The old man looked to me.
“Have you met Mister Butte, Harry?” The Mister threw me. Especially as used toward a man whose parents you wondered about first thing when you saw him. Yellow man. I made a point out of despising him as a mixed breed. I be-came an authority and a prophet about his certain doom. I gave him no more chances than the chances a child begat of human sperm and sheep egg had. I knew there were special laws against doing it with sheep, because something would produce — something unspeakable. I thought, Butte, you’ll probably die at thirty at the latest, of simple natural causes. Go ahead and be a foreman for the old man, be the band director out at Grell, hand in notes I wrote, kick around a few more years, then you’ll be gone, buddy. You look too strange to make it, my friend. It satisfied me to think such thoughts.
“I don’t think you’re going to get much out of him. Your boy doesn’t like me,” said Harley. He and the old man laughed.
“But now, Harry and I know each other from way back. I and he were introduced one evening he was throwing fire-crackers. He was having lots of fun.”
The old man bent his brows impishly. I couldn’t tell whether he knew what Butte was talking about. It’s among the old man’s habits of snobbery to make out like nothing is unknown to him. I began feeling watched, or worse, spied upon, and went home.
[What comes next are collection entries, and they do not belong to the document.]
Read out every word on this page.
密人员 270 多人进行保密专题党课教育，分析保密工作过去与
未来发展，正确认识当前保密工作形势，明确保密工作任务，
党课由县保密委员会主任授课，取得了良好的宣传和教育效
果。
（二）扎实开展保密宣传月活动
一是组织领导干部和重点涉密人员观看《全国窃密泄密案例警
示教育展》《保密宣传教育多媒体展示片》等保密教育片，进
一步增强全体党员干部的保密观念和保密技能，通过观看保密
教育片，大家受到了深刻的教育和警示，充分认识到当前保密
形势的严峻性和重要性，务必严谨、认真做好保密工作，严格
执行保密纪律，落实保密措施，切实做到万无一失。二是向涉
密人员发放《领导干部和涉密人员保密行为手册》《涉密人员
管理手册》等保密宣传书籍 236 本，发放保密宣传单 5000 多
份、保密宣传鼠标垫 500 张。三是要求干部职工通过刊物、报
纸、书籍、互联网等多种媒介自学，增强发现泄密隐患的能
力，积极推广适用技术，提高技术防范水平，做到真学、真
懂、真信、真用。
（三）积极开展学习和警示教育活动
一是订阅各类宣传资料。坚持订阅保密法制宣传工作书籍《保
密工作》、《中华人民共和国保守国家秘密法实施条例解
Butte is a spy in the old man’s hire, I thought. I was out-raged. What else has the yellow son of a bitch seen? How long has he been watching? Then I imagined that unlikely scene with the old man and Ann again, such things as his saying, “Come here, my pet, and sit on my lap,” with him sitting in nothing but an underwear shirt, and Harley Butte smiling cynically at the window, every now and then lifting up binoculars to spy out for me. It all a depraved inside joke on me.
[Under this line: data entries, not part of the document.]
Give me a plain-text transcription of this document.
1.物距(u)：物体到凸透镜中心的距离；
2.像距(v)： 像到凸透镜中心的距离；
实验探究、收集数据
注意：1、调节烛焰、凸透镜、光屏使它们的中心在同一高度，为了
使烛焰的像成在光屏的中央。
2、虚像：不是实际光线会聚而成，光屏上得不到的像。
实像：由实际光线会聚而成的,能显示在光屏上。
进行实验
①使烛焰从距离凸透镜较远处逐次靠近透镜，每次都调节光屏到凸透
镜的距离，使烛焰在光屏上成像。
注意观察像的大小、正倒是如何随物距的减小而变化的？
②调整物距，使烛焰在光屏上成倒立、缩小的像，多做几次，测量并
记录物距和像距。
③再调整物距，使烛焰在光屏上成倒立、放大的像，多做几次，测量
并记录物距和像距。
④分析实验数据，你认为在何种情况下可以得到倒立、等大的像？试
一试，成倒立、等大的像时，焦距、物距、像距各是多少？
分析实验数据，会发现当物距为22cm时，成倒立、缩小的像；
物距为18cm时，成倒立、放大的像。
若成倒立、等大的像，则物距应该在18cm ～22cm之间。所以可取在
Put some shotgun holes in that yellow son of a bitch, then he can sigh and play his intestines like a flute, I thought. Then I regretted dismally that the old man had been able to make me give up Ann so easily. Something filthy had been going on against me.
I went to bed and lay there. I had the phonograph way up loud on an old record of marimba music. Looble Loo Loo Loooble Boooble Looooo Loo Pi Pi Looble! “Catch a falling star and put it in your pocket …!” was the tune. Ordinarily I detested this record, but now it evoked bereft, dispossessed emotions in me. I imagined that it was the musical version of the cliffs and seascape of Malibu, California, where I had wanted to take Ann. I saw the National Geographic picture flood out of its frame in thick gorgeous colors of blue, wheat, and green, and I saw the cottage sag into rivulets of white. It was dripping away, all gone: Loo Looble! And I was left floating on this bed somewhere between Dream of Pines and Malibu, alone, Harry tragic. The suitcase was still in the car, the silver ballpoint which would have signed for the release of my money was in my hands.